Katie Schwehm, brand manager for Tribe, which is produced by Lakeview Farms, Inc. in Delphos, OH, notes that it’s an interesting time with hummus.
“We’re not alone with how we’re seeing some different ingredients and the impact on the category,” she says. “We’re seeing a lot of people explore other brands and a trend in switching to private label is big with hummus.”
This is due to inflation and more people who are cost conscious.
Private label is available, and many people in the business know that manufacturers making branded products also produce private label items.
Lakeview Farms offers private label, but its focus is on its branded lines.
“We pulled back on some flavors, but the category is still centered on tried and true flavors with classic, red pepper and Mediterranean,” Schwehm says. “There has been no flavor innovation with hummus over the last year.”
Marketing & Merchandising
Consumers typically have a routine and use hummus as a dip and as a sandwich spread.
“We’ve found that many pair hummus with vegetables, pita chips and corn chips,” Pavlica says. “For others, hummus is used as a flavorful source of protein and moisture on sandwiches and wraps.”
Given the variety of uses, retailers can increase basket ring by creating snack and easy meal solutions using hummus, she says.
“Hummus is also a great addition to foodservice, adding layers of flavor and nutrients to offerings sought by the growing number of flexitarians,” Pavlica says.
As far as sizing, during the pandemic, larger sizes of hummus became more popular.
“However, consumers eat hummus so regularly that smaller formats allow them to add excitement to their routine by changing flavors,” Pavlica notes.
Hummus has been trending since the 90’s and continues to gain popularity as healthful eating has become the norm.
“This trend has continued to gain popularity,” Tsakirellis says. “The Mediterranean diet includes many healthy foods, including hummus, which is protein and fiber packed.”
There are a variety of ways to add visibility to this category. Cross merchandising definitely increases register rings.
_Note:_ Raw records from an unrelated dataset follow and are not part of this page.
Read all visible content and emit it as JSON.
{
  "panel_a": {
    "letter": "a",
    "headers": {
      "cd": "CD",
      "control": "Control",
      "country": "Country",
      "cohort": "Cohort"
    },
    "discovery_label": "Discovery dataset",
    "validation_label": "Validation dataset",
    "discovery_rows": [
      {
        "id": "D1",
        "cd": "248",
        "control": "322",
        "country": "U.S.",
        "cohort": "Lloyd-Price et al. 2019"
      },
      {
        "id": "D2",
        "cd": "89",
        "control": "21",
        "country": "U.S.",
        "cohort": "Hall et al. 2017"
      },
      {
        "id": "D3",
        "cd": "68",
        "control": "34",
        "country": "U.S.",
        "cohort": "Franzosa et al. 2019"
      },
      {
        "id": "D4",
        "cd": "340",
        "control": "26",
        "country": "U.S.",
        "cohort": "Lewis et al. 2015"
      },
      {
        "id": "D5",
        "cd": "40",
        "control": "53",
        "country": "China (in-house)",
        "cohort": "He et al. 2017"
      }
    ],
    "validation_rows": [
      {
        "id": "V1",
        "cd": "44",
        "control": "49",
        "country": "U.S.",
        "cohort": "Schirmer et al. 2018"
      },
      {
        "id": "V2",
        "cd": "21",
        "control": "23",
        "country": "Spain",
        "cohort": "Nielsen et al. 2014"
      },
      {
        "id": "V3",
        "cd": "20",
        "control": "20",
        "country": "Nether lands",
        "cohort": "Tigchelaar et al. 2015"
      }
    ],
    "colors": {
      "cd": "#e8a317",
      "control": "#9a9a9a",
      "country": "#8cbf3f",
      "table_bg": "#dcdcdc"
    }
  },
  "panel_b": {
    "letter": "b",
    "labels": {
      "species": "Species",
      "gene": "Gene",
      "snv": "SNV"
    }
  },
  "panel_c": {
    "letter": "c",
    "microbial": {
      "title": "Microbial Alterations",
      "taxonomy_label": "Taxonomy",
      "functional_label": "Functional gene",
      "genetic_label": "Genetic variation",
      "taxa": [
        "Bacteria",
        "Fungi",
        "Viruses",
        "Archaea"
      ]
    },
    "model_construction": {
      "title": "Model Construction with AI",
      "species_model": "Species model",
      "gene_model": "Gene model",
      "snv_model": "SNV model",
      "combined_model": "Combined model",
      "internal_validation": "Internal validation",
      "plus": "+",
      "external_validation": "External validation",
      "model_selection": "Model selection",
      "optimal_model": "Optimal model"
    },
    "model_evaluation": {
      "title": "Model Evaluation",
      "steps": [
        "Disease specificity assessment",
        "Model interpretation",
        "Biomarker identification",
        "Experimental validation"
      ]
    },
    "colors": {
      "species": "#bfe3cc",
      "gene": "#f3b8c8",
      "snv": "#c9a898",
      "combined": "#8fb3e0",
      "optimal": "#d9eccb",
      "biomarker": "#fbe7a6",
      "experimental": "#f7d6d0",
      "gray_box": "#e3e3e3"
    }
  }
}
“Top recommendations are items that would complete a charcuterie board,” Tsakirellis says. “This is a very popular trend right now and can be used when having friends over for dinner to parties. Other items that go great with hummus are dippers like pita or naan.”
There are many ways to market hummus, since it goes with a wide variety of deli items.
“Connect with shoppers; many are passionate about specific flavors,” Fuller at Sabra recommends. “Hummus is highly versatile and pairs perfectly with any carrier from more traditional pita chips or carrots to anything you might find in the deli or produce section from pretzels to sliced peppers or jicama. There is no wrong way to love hummus.
People are focusing on hummus as an alternative protein to meat products.
“People use hummus as good protein and, because it’s healthier, it’s a go-to for snacking and lunches,” Schwehm says. “People aren’t’ doing three meals a day as much as snacking throughout the day.”
She recommends drawing attention to these products with in-store signage and shelf talkers.
“Many people may go into the deli and not have hummus on their list but walking around they can be inspired to pick it up,” Schwehm says. “We want to create an in-store experience to remind them of our hummus.”